Stephenson wouldn’t commit to actually lowering customer bills, only saying that price increases can be “mitigated.”
“A lot of consumers would find that answer unsatisfying,” Senator Richard Blumenthal, a Connecticut Democrat, said at the second of back-to-back hearings in Washington today. “If I’m the ordinary consumer I’m rolling my eyes.”
AT&T’s plan to buy satellite-television provider DirecTV for $48.5 billion follows Comcast Corp.’s proposal to acquire Time Warner Cable Inc. The two transactions stand to reconfigure U.S. telecommunications and are encountering skepticism from some in Congress as regulators debate whether to approve the deals.
There may be too much consolidation in the industry happening too quickly, Representative John Conyers, a Michigan Democrat, said at the earlier hearing before the House Judiciary Committee’s panel on antitrust law. The concept that merging allows companies to better compete may spur further deals, he said.

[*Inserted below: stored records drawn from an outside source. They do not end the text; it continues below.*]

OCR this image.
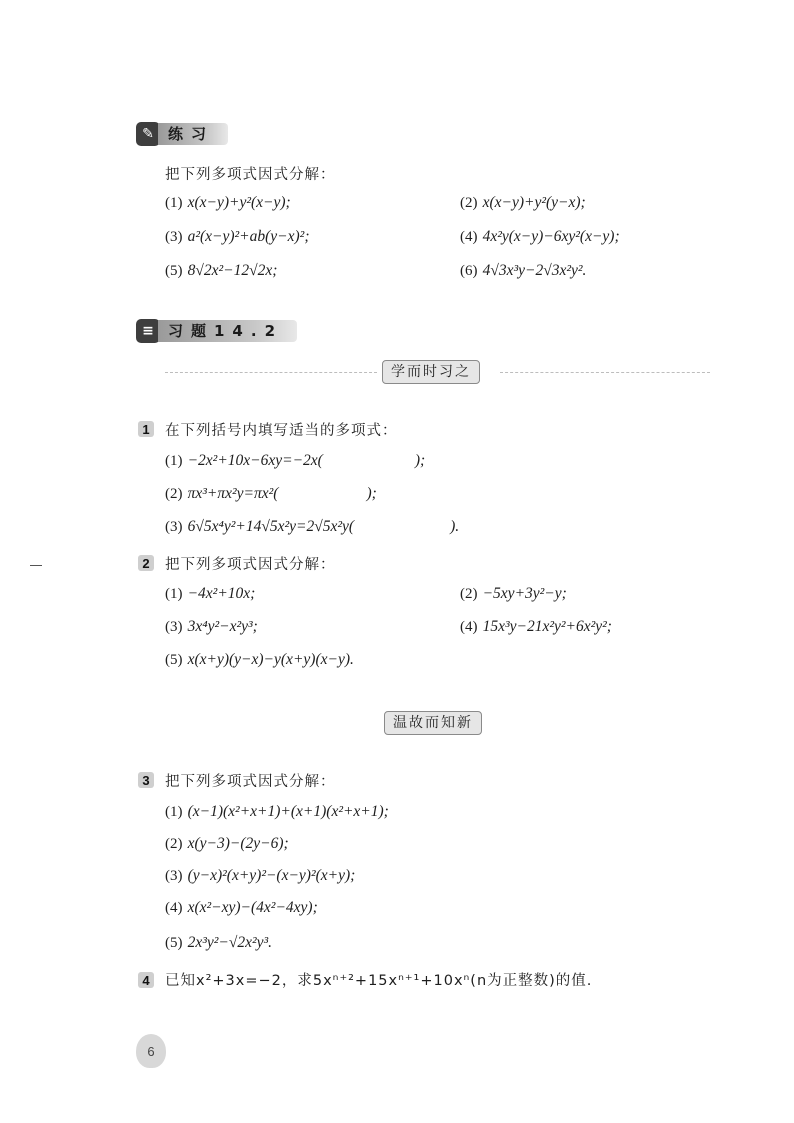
✎ 练习
把下列多项式因式分解：
(1) x(x−y)+y²(x−y);	(2) x(x−y)+y²(y−x);
(3) a²(x−y)²+ab(y−x)²;	(4) 4x²y(x−y)−6xy²(x−y);
(5) 8√2x²−12√2x;	(6) 4√3x³y−2√3x²y².
≡ 习题14.2
学而时习之
1	在下列括号内填写适当的多项式：
(1) −2x²+10x−6xy=−2x(	);
(2) πx³+πx²y=πx²(	);
(3) 6√5x⁴y²+14√5x²y=2√5x²y(	).
2	把下列多项式因式分解：
(1) −4x²+10x;	(2) −5xy+3y²−y;
(3) 3x⁴y²−x²y³;	(4) 15x³y−21x²y²+6x²y²;
(5) x(x+y)(y−x)−y(x+y)(x−y).
温故而知新
3	把下列多项式因式分解：
(1) (x−1)(x²+x+1)+(x+1)(x²+x+1);
(2) x(y−3)−(2y−6);
(3) (y−x)²(x+y)²−(x−y)²(x+y);
(4) x(x²−xy)−(4x²−4xy);
(5) 2x³y²−√2x²y³.
4	已知x²+3x=−2，求5xⁿ⁺²+15xⁿ⁺¹+10xⁿ(n为正整数)的值.
6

“What’s to stop competitors from using the same argument to justify even further consolidation,” he said. Future mergers “will without question result in fewer firms and may harm consumers by limiting choices and raising prices.”

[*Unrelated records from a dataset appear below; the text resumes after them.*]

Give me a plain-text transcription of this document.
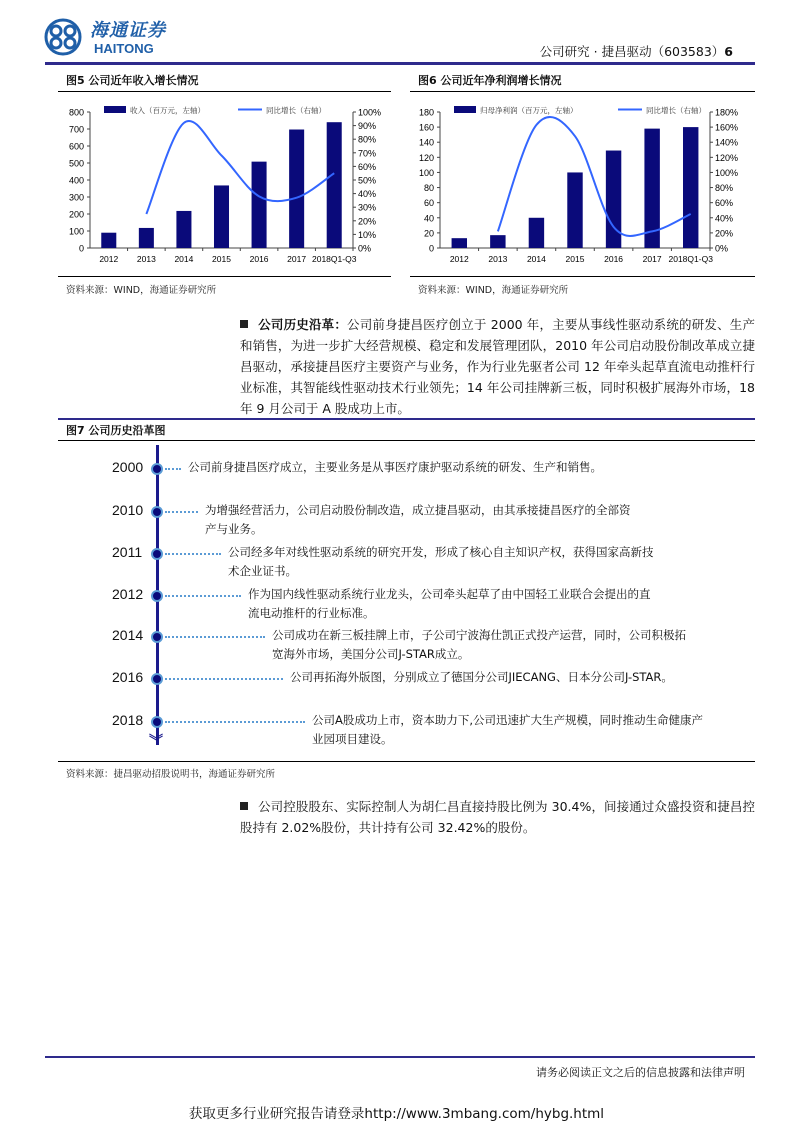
海通证券
HAITONG	公司研究 · 捷昌驱动（603583）6
图5 公司近年收入增长情况
0
100
200
300
400
500
600
700
800
0%
10%
20%
30%
40%
50%
60%
70%
80%
90%
100%
2012 2013 2014 2015 2016 2017 2018Q1-Q3
收入（百万元，左轴）	同比增长（右轴）
资料来源：WIND，海通证券研究所
图6 公司近年净利润增长情况
0
20
40
60
80
100
120
140
160
180
0%
20%
40%
60%
80%
100%
120%
140%
160%
180%
2012 2013 2014 2015 2016 2017 2018Q1-Q3
归母净利润（百万元，左轴）	同比增长（右轴）
资料来源：WIND，海通证券研究所
公司历史沿革：公司前身捷昌医疗创立于 2000 年，主要从事线性驱动系统的研发、生产和销售，为进一步扩大经营规模、稳定和发展管理团队，2010 年公司启动股份制改革成立捷昌驱动，承接捷昌医疗主要资产与业务，作为行业先驱者公司 12 年牵头起草直流电动推杆行业标准，其智能线性驱动技术行业领先；14 年公司挂牌新三板，同时积极扩展海外市场，18 年 9 月公司于 A 股成功上市。
图7 公司历史沿革图
︾
2000	公司前身捷昌医疗成立，主要业务是从事医疗康护驱动系统的研发、生产和销售。
2010	为增强经营活力，公司启动股份制改造，成立捷昌驱动，由其承接捷昌医疗的全部资产与业务。
2011	公司经多年对线性驱动系统的研究开发，形成了核心自主知识产权，获得国家高新技术企业证书。
2012	作为国内线性驱动系统行业龙头，公司牵头起草了由中国轻工业联合会提出的直流电动推杆的行业标准。
2014	公司成功在新三板挂牌上市，子公司宁波海仕凯正式投产运营，同时，公司积极拓宽海外市场，美国分公司J-STAR成立。
2016	公司再拓海外版图，分别成立了德国分公司JIECANG、日本分公司J-STAR。
2018	公司A股成功上市，资本助力下,公司迅速扩大生产规模，同时推动生命健康产业园项目建设。
资料来源：捷昌驱动招股说明书，海通证券研究所
公司控股股东、实际控制人为胡仁昌直接持股比例为 30.4%，间接通过众盛投资和捷昌控股持有 2.02%股份，共计持有公司 32.42%的股份。
请务必阅读正文之后的信息披露和法律声明
获取更多行业研究报告请登录http://www.3mbang.com/hybg.html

AT&T is the second-biggest U.S. mobile-phone carrier and operator of the television and Internet business U-verse. Consumer groups have sought to block the acquisition of DirecTV, saying AT&T has failed to show that combining with the nation’s largest satellite-TV company wouldn’t harm competition.
“The proposed merger would remove a pay-TV competitor from many local TV markets —- a direct competitive harm,” John Bergmayer, senior staff attorney with the Washington-based policy group Public Knowledge, told lawmakers. “Yet it offers only to do some limited price-matching for three years.”
DirecTV, based in El Segundo, California, is in every state, and Dallas-based AT&T sells U-Verse, its bundled broadband and television product, in parts of 21 states.
AT&T would gain 38 million video subscribers in the U.S. and in Latin America to compete as cable-TV providers such as Comcast bulk up. Comcast, the largest U.S. cable-TV company, proposed buying No. 2 Time Warner Cable in February. In addition, Japan’s SoftBank Corp. is eyeing T-Mobile US Inc. after buying control of Sprint Corp. last year.
“This is not Comcast/Time Warner, this is not two cable companies getting together,” Stephenson said in response to a question from Representative Darrell Issa.
Issa, a California Republican, had asked whether media companies need mergers to be viable competitors. Issa mentioned the Comcast-Time Warner deal and the possible bid for T-Mobile by Sprint.
AT&T and DirecTV said they would combine their complementary services and allow the new company to meet demands from consumers, who want bundled services that combine pay TV and broadband services.
The transaction “is overwhelmingly about the combination of complementary assets and products,” DirecTV Chief Executive Officer Michael White said at the Senate hearings. “It will create a company that will offer new services at a better value for customers.”
Senator Mike Lee, a Republican from Utah, said one benefit from the deal is AT&T’s plan to expand high-speed Internet access to rural areas.
“This deal may thus offer some real efficiencies and benefits to consumers,” he said during the second hearing before the Senate Judiciary Committee’s panel on antitrust and competition.
The AT&T deal, like Comcast’s merger, needs approval from U.S. regulators that opposed AT&T’s unsuccessful bid in 2011 for T-Mobile, saying it would damage competition. Congress doesn’t have a vote on the mergers. It oversees the regulators, approving their budgets.
AT&T, in announcing its deal May 18, promised the new company wouldn’t raise rates for at least three years on stand-alone broadband service and DirecTV video purchased separately.
AT&T pledged to roll out more high-speed broadband connections, a sweetener for the administration of President Barack Obama, which has made more broadband a policy priority.
AT&T said it will commit to abiding by the principles of net neutrality for three years, meaning it won’t block websites or selectively speed or slow Internet traffic.
The Federal Communications Commission is writing new net-neutrality rules to replace regulations it passed in 2010 that were rejected by a court this year.